Emissions to rise as renewables make up just 2% of Covid stimulus plans, IEA says

Governments around the world have committed to spend only $380bn on clean energy to help navigate the pandemic

Smoke billows from the chimneys of Belchatow Power Station, Europe's biggest coal-fired power plant. Global CO2 emissions are set to climb to record levels in 2023 and continue rising in the following years. Reuters
Powered by automated translation

Global carbon emissions are expected to rise as only 2 per cent of Covid-19 stimulus measures are set to power energy transition, the International Energy Agency has said.

Governments across the world have committed to spend only $380 billion on clean energy development under stimulus packages to ease the impact of the pandemic on the economy.

“Since the Covid-19 crisis erupted, many governments may have talked about the importance of building back better for a cleaner future, but many of them are yet to put their money where their mouth is," Fatih Birol, the IEA executive director, said.

"Despite increased climate ambitions, the amount of economic recovery funds being spent on clean energy is just a small sliver of the total.”

The Covid-19 pandemic, which disrupted global supply chains and caused the world economy to contract 3.5 per cent in 2020 according to the International Monetary Fund, also heightened awareness about emissions.

Globally around $16 trillion was committed in fiscal support to help stimulate growth, over the course of 2020. However, only 2 per cent of the commitments were towards energy transition.

Under governments’ current recovery spending plans, global carbon dioxide emissions are set to climb to record levels in 2023 and continue rising in the following years, according to the IEA.

Lack of funding towards clean energy development would derail efforts to reach net carbon neutrality by the middle of the century, the agency added.

The IEA's Sustainable Recovery Tracker, which monitors governments’ fiscal responses to the Covid-19 crisis and estimates their impact on clean energy investments and global CO2 emissions, said new spending commitments made in 2020 would add an extra $350bn annually to clean energy and electricity systems between 2021 and 2023. The additional spending marks an increase of 30 per cent over the levels seen in recent years.

However, the funding is still only 35 per cent of the requirement the Paris-based agency recommended through its sustainable recovery plan.
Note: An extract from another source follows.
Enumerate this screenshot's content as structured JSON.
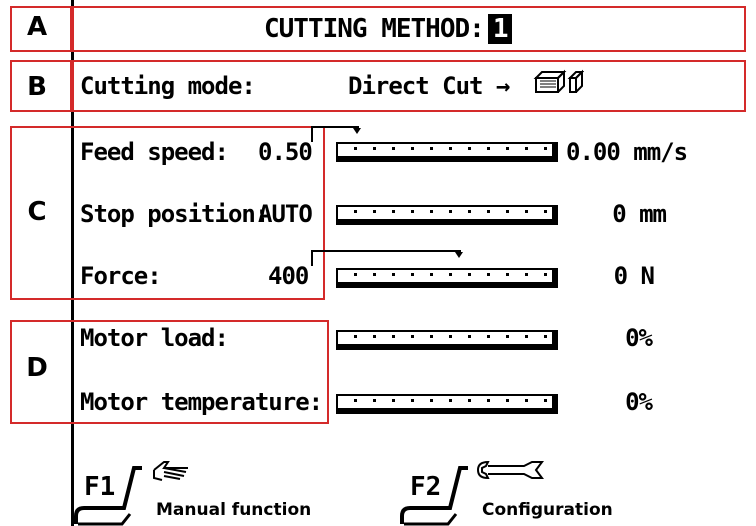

Most of the commitments towards clean energy investments come from G20 economies. In advanced economies, the stimulus packages are likely to meet 60 per cent of sustainable energy investment needs.

However, in emerging and developing economies, the share declines to 20 per cent as the countries remain focused on emergency health provisions.

“Governments need to increase spending and policy action rapidly to meet the commitments they made in Paris in 2015 – including the vital provision of financing by advanced economies to the developed world,” Mr Birol said.

"They must then go even further by leading clean energy investment and deployment to much greater heights beyond the recovery period in order to shift the world onto a pathway to net-zero emissions by 2050, which is narrow but still achievable – if we act now," he added.